Suicidality was reported in 35% (compared to 9% for controls), of them 80%, 72.86%, 55.71% and 52.9% had depression, anxiety, obsession and aggression respectively. Patients with suicidality had higher scores of BDI-II (P = 0.0001), HAM-A (P = 0.0001), and Y-BOCS (P = 0.037) and lower scores of psychotic (P = 0.0001) and extroversion (P = 0.025) personality traits. Regardless the presence or absence of suicidality, patients with epilepsy had low serotonin (P = 0.006), noradrenaline (P = 0.019) and adrenaline (P = 0.0001) levels. With suicidality, significant correlations were identified between: (1) age and scores of BDI-II (r = 0.235, P = 0.0001) and HAM-A (r = 0.241, P = 0.046); (2) age at onset and concentrations of noradrenaline (r = -0.502, P = 0.024); (3) duration of illness and scores of BDI-II (r = 0.247, P = 0.041), Y-BOCS (r = 0.270, P = 0.025) and neurotic personality trait (r = -0.284, P = 0.018); and (4) doses of antiepileptic drugs and scores of psychotic personality traits (r = -0.495, P = 0.006 for carbamazepine; r = -0.508, P = 0.0001 for valproate).
This is the first study which systematically estimated the prevalence and risks of suicidality in a homogenous group of patients with epilepsy. This study emphasizes the importance of epilepsy itself as a risk for suicidality and not its treatment.
确定一组癫痫患者自杀的发生率和风险。
纳入 200 名成年患者和 100 名匹配的健康受试者。采用《精神障碍诊断与统计手册》(第 4 版)、贝克抑郁量表(第 2 版)(BDI-II)、汉密尔顿焦虑量表(HAM-A)、耶鲁-布朗强迫症量表(Y-BOCS)和艾森克人格问卷修订版评分量表进行临床访谈,用于诊断和评估精神症状的严重程度。还测量了血液中 5-羟色胺、儿茶酚胺和多巴胺的浓度。

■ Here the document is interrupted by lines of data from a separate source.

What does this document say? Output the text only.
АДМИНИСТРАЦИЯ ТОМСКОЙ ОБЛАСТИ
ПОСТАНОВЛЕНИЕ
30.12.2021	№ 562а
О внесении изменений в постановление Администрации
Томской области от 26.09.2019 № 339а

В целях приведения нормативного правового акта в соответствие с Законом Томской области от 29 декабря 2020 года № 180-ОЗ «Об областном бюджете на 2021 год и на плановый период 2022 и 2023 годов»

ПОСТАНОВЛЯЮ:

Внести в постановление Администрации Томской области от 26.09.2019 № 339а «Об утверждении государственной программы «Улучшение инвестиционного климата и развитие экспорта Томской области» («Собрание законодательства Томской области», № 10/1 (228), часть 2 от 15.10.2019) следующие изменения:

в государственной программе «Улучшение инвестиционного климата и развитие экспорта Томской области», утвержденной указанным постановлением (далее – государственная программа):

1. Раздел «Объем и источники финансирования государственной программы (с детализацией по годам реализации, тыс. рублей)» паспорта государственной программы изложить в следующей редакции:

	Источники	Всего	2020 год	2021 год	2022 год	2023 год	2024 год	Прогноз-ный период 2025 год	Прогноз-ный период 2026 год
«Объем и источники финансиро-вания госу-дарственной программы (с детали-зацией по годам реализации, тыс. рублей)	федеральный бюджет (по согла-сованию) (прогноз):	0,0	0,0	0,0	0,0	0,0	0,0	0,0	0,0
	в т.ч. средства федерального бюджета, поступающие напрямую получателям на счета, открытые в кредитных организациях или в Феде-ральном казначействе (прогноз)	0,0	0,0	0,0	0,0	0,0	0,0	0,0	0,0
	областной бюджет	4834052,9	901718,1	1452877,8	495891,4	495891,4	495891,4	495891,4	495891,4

报告自杀率为 35%(对照组为 9%),其中 80%、72.86%、55.71%和 52.9%分别患有抑郁症、焦虑症、强迫症和攻击性。有自杀倾向的患者 BDI-II 评分较高(P=0.0001),HAM-A 评分较高(P=0.0001),Y-BOCS 评分较高(P=0.037),精神病性人格特质评分较低(P=0.0001),外向性人格特质评分较低(P=0.025)。无论是否存在自杀倾向,癫痫患者的 5-羟色胺(P=0.006)、去甲肾上腺素(P=0.019)和肾上腺素(P=0.0001)水平均较低。有自杀倾向的患者,年龄与 BDI-II 评分(r=0.235,P=0.0001)和 HAM-A 评分(r=0.241,P=0.046)之间存在显著相关性,发病年龄与去甲肾上腺素浓度之间存在显著相关性(r=-0.502,P=0.024),患病时间与 BDI-II 评分(r=0.247,P=0.041)、Y-BOCS 评分(r=0.270,P=0.025)和神经质人格特质评分(r=-0.284,P=0.018)之间存在显著相关性,抗癫痫药物剂量与精神病性人格特质评分之间存在显著相关性(卡马西平:r=-0.495,P=0.006;丙戊酸钠:r=-0.508,P=0.0001)。
这是第一项系统评估同质癫痫患者自杀发生率和风险的研究。本研究强调了癫痫本身作为自杀风险的重要性,而不是其治疗。